Upon entering the space, viewers are met with visual pathfinders laid out by Almehairi to trace walks taken by her, revisiting trails she frequented and pockets of temporary remarkableness she observed. The exhibition title suggests a timeline, but it isnt clear if the works are meant to present a chronicle or an invitation. It does, though, gently suggest maneuvering between the physical act of motion and the abstract provocation of finding intimacy in the everyday.

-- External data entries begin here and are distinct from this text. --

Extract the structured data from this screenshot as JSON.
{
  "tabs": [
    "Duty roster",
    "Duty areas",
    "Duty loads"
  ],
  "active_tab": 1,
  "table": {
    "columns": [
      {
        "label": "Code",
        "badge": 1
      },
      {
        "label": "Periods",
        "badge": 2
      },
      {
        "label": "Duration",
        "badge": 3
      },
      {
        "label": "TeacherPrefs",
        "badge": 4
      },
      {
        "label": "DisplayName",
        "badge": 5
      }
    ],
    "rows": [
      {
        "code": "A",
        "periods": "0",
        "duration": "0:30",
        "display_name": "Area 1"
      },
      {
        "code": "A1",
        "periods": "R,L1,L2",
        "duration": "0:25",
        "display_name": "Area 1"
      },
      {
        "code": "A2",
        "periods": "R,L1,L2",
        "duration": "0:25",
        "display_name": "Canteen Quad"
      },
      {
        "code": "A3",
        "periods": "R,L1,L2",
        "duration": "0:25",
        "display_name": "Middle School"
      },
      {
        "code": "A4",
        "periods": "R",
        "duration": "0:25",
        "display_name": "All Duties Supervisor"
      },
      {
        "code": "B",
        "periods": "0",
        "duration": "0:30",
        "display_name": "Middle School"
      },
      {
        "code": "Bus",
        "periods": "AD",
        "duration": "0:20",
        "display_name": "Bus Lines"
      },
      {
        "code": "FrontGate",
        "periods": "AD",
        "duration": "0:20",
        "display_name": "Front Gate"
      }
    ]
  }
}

The collective body of work ranges across floor sculptures, made of concrete, and works on paper and canvas installed at varying heights. Sometimes architectural, other times cartographic, together they toy with the notion of scale and perception.
Shapes are like thoughts
Thoughts are like shapes
Four series, (2. Shapes Are Like Thoughts, 4. No Day Without a Line, 6. Adjustments of the Daily, and 7. Momentary Palettes) each beginning with a poetic text, followed by painted, collaged, and embossed works-on-paper, contain visual accounts of different environments. In one series, Almehairi puts together a color log from each walk, representing encounters with light and material through, what she calls, momentary palettes. Nine gouache-on-paper works, with three richly pigmented rectangles on each, represent shades that stood out in different strolls and helped create the visual symphony for that day.
One work has shades of bubble gum pink, blood red, and rust brown. At first, these remind one of roses and brickwork, but closer inspection reveals delicately scribbled words next to the colors in which the artist has woven a poem out of the detritus of urban living:
Plastic Wrapper, Confetti, A Sickly Shade
Each is a portal to another story, phantasms left behind by other individuals, here today, gone tomorrow, altering the same patch again and again, forever.
Sculptural forms on the ground mimic the color of the floor as they recreate random shapes of missing bricks, irregular grass patches, and other formations mapping the architecture of walks taken elsewhere. Grouped in squares and multi-sided polygons, the masses of forms nudge visitors to walk certain paths around them or pause and observe color anomalies that are echoed in some of the works on the wall. For the artist, this sensitizes the viewer to their own step and prompts the need to look down.
These works are punctuated by large paintings that lend their title to the exhibition: When the Ground Was. Rendered in terrazzo-like abstract documentation, the artist depicts mundane surfaces, and the marks upon them, imagining manifold possibilities of worlds within worlds. Lines, shadows, patterns, grid breaks, broken shapes familiarity and curiosity mix with play and contemplation. All of these are conjured from the simple but profound act of looking down.
A scientifically recognized condition, Pareidolia is the tendency to perceive a specific, often meaningful image in a random or ambiguous visual pattern (Merriam-Webster). Almehairi seems to arm herself with this tool to embark on a walk that traverses multiple realms and find meaning where others might not; a perception hinted in the titles of the works:
When the ground was
a jumbled word;
a changing season;
a celebration.
As she annotates the ground underneath, Almehairi demonstrates that no path is the same, however many times it may be trodden not in stride or pace, nor mood or encounter. The walk is a new poem, written across the land each time.